Yip C M, Ward M D
Department of Chemical Engineering and Materials Science, University of Minnesota, Minneapolis 55455, USA.
Biophys J. 1996 Aug;71(2):1071-8. doi: 10.1016/S0006-3495(96)79307-4.
Atomic force microscopy performed on single crystals of three different polymorphs of bovine insulin revealed molecularly smooth (001) layers separated by steps whose heights reflect the dimensions of a single insulin hexamer. Whereas contact mode imaging caused etching that prevented molecular-scale resolution, tapping mode imaging in solution provided molecular-scale contrast that enabled determination of lattice parameters and polymorph identification while simultaneously enabling real-time examination of growth modes and assessment of crystal quality. Crystallization proceeds layer by layer, a process in which the protein molecules assemble homoepitaxially with nearly perfect orientational and translational commensurism. Tapping mode imaging also revealed insulin aggregates attached to the (001) faces, their incorporation into growing terraces, and their role in defect formation. These observations demonstrate that tapping mode imaging is ideal for real-time in situ investigation of the crystallization of soft protein crystals of relatively small proteins such as insulin, which cannot withstand the lateral shear forces exerted by the scanning probe in conventional imaging modes.

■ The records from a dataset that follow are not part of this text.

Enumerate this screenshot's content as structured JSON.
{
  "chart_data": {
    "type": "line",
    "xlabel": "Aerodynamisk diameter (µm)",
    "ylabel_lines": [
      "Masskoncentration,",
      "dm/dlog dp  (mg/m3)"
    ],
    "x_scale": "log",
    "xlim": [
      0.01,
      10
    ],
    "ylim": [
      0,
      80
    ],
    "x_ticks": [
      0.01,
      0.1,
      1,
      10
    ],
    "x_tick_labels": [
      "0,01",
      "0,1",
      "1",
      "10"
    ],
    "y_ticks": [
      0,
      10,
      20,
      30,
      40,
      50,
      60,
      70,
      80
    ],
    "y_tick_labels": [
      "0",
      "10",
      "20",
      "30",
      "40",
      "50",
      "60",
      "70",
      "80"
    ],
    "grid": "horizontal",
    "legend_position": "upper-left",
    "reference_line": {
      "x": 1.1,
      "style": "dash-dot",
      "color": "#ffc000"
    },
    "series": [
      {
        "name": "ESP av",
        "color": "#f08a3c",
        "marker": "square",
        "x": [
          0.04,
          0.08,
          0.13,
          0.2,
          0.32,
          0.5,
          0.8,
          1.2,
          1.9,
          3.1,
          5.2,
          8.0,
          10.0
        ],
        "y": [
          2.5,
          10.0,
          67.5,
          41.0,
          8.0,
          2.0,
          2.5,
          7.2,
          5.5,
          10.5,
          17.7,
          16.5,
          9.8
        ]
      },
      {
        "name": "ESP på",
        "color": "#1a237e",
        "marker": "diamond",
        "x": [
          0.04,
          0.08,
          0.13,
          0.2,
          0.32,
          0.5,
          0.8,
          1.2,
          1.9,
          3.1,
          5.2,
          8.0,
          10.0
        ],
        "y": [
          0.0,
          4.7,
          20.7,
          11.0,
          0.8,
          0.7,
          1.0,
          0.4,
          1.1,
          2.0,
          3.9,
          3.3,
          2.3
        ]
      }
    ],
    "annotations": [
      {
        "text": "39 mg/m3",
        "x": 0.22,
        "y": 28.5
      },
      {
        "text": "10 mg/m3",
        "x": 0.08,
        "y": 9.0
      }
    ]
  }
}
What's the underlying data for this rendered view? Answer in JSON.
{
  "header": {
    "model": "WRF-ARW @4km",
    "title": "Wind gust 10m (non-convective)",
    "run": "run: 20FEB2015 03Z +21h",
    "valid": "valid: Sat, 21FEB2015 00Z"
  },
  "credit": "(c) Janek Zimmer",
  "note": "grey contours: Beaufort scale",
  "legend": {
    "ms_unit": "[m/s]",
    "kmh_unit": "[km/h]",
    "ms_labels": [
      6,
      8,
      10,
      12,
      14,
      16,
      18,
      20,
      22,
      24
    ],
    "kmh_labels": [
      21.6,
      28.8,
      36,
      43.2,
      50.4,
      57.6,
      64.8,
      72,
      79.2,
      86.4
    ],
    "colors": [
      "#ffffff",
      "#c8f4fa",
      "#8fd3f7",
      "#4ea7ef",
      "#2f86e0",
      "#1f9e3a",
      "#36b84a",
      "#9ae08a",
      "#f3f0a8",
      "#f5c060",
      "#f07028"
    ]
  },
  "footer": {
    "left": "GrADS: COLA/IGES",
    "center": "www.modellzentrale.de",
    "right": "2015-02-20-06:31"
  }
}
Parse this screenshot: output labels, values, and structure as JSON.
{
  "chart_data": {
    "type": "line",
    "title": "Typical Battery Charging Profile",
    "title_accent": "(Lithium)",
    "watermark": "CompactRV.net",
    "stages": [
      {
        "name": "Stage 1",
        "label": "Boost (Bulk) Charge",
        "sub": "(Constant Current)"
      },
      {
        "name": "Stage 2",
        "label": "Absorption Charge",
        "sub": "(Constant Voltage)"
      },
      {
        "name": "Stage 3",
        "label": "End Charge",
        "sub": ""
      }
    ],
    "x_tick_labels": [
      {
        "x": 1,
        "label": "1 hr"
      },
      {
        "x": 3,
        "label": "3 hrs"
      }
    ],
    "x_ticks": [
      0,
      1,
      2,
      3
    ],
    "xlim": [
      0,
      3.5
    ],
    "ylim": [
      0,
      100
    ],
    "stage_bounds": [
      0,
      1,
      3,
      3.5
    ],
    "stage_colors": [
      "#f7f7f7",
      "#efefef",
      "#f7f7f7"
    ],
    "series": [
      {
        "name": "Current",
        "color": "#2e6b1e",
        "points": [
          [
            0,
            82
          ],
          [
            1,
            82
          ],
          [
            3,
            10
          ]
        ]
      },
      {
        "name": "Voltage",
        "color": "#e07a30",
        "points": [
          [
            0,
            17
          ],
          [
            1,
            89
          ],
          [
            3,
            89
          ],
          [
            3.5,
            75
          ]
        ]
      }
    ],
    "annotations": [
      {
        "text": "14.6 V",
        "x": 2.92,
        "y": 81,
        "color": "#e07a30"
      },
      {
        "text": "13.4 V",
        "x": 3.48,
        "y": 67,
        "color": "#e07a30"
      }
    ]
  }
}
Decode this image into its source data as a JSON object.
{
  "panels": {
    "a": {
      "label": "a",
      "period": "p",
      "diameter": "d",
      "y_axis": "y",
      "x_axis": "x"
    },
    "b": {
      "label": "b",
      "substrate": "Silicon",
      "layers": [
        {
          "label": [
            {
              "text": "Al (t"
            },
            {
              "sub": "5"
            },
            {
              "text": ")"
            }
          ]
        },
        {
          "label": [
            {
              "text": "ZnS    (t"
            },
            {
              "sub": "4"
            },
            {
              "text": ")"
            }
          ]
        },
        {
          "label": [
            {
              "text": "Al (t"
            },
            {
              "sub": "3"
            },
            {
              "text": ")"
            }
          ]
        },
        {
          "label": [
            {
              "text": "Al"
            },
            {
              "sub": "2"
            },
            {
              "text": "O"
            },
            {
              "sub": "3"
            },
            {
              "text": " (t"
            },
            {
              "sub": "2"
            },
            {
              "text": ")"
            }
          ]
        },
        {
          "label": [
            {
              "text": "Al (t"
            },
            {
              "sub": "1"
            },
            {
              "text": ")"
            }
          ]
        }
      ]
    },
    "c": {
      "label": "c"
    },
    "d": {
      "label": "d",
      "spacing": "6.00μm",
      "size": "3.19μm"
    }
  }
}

对牛胰岛素三种不同多晶型的单晶进行的原子力显微镜观察显示,分子光滑的(001)层被台阶隔开,台阶的高度反映了单个胰岛素六聚体的尺寸。接触模式成像会导致蚀刻,从而无法实现分子尺度的分辨率,而溶液中的轻敲模式成像提供了分子尺度的对比度,能够确定晶格参数并识别多晶型,同时还能实时检查生长模式并评估晶体质量。结晶过程是逐层进行的,在此过程中蛋白质分子以几乎完美的取向和平移共格性进行同外延组装。轻敲模式成像还揭示了附着在(001)面上的胰岛素聚集体、它们并入生长平台的过程以及它们在缺陷形成中的作用。这些观察结果表明,轻敲模式成像非常适合对相对较小的蛋白质(如胰岛素)的软蛋白晶体结晶进行实时原位研究,这类蛋白质无法承受传统成像模式下扫描探针施加的横向剪切力。